I would say that my participation in these two events, the XP Doctoral Symposium and NITIM summer school, was a turning point in my PhD. I summarize my learnings in two key points: one more related to my research in particular and the other, although also linked to what I was doing, more general.
The first point is about my focus on Lean Startup. At this moment, I realized that, if I focused especifically on Lean Startup, my results might get meaningless if the methodology loses the popularity. And this could easily happen in such dynamic environments as startups.
The second, and I think the most important, was the importance of a theoretical contribution. At this moment, I finally understood the need of creating new knowledge in a PhD. And that was a problem for my initial idea. As the feedback in NITIM warned me, the diffusion of innovations theory is around for a long time and it would be really hard for me to find something new on it. Besides that, I was probably not on the best place, a computer science program, to do a real theoretical contribution to it.
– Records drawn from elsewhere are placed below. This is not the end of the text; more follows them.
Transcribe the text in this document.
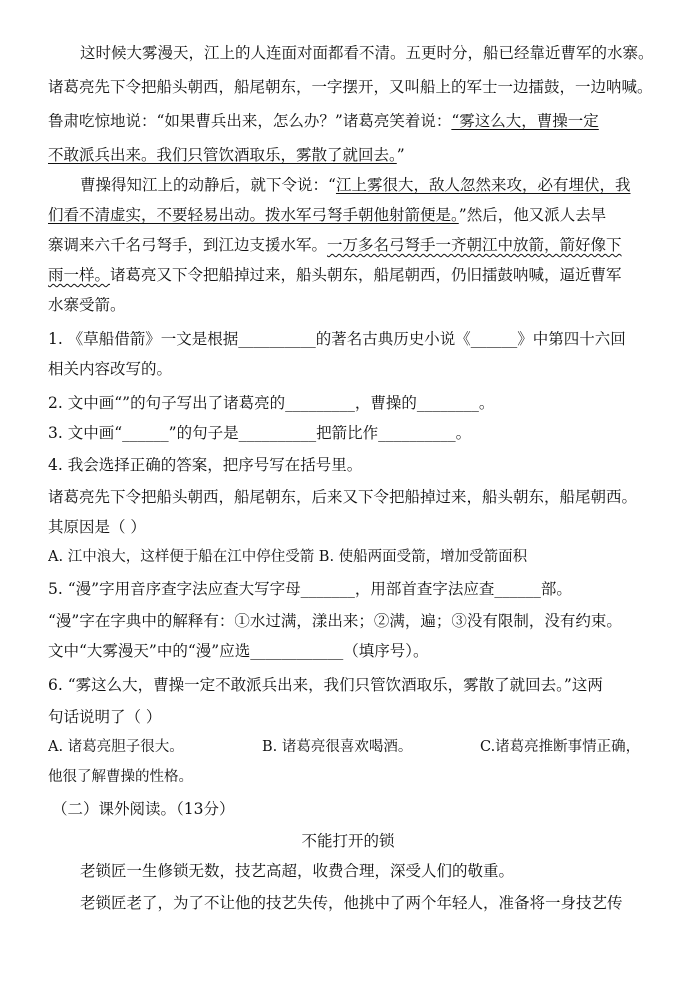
这时候大雾漫天，江上的人连面对面都看不清。五更时分，船已经靠近曹军的水寨。
诸葛亮先下令把船头朝西，船尾朝东，一字摆开，又叫船上的军士一边擂鼓，一边呐喊。
鲁肃吃惊地说：“如果曹兵出来，怎么办？”诸葛亮笑着说：“雾这么大，曹操一定
不敢派兵出来。我们只管饮酒取乐，雾散了就回去。”
曹操得知江上的动静后，就下令说：“江上雾很大，敌人忽然来攻，必有埋伏，我
们看不清虚实，不要轻易出动。拨水军弓弩手朝他射箭便是。”然后，他又派人去旱
寨调来六千名弓弩手，到江边支援水军。一万多名弓弩手一齐朝江中放箭，箭好像下
雨一样。诸葛亮又下令把船掉过来，船头朝东，船尾朝西，仍旧擂鼓呐喊，逼近曹军
水寨受箭。
1. 《草船借箭》一文是根据__________的著名古典历史小说《______》中第四十六回
相关内容改写的。
2. 文中画“”的句子写出了诸葛亮的_________，曹操的________。
3. 文中画“______”的句子是__________把箭比作__________。
4. 我会选择正确的答案，把序号写在括号里。
诸葛亮先下令把船头朝西，船尾朝东，后来又下令把船掉过来，船头朝东，船尾朝西。
其原因是（ ）
A. 江中浪大，这样便于船在江中停住受箭 B. 使船两面受箭，增加受箭面积
5. “漫”字用音序查字法应查大写字母_______，用部首查字法应查______部。
“漫”字在字典中的解释有：①水过满，漾出来；②满，遍；③没有限制，没有约束。
文中“大雾漫天”中的“漫”应选____________（填序号）。
6. “雾这么大，曹操一定不敢派兵出来，我们只管饮酒取乐，雾散了就回去。”这两
句话说明了（ ）
A. 诸葛亮胆子很大。	B. 诸葛亮很喜欢喝酒。	C.诸葛亮推断事情正确，
他很了解曹操的性格。
（二）课外阅读。（13分）
不能打开的锁
老锁匠一生修锁无数，技艺高超，收费合理，深受人们的敬重。
老锁匠老了，为了不让他的技艺失传，他挑中了两个年轻人，准备将一身技艺传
So, based on my experience, I recommend all PhD students to participate in doctoral symposiums and similar events (like the NITIM summer school). You get out of your bubble and see what others might think of your idea. For me, it is the best approximation of using the ideas of agile methodologies and Lean Starutp on your own PhD. After all, the research community is one of the stakeholders of your research and if they don’t find your work interesting, they will not cite your results.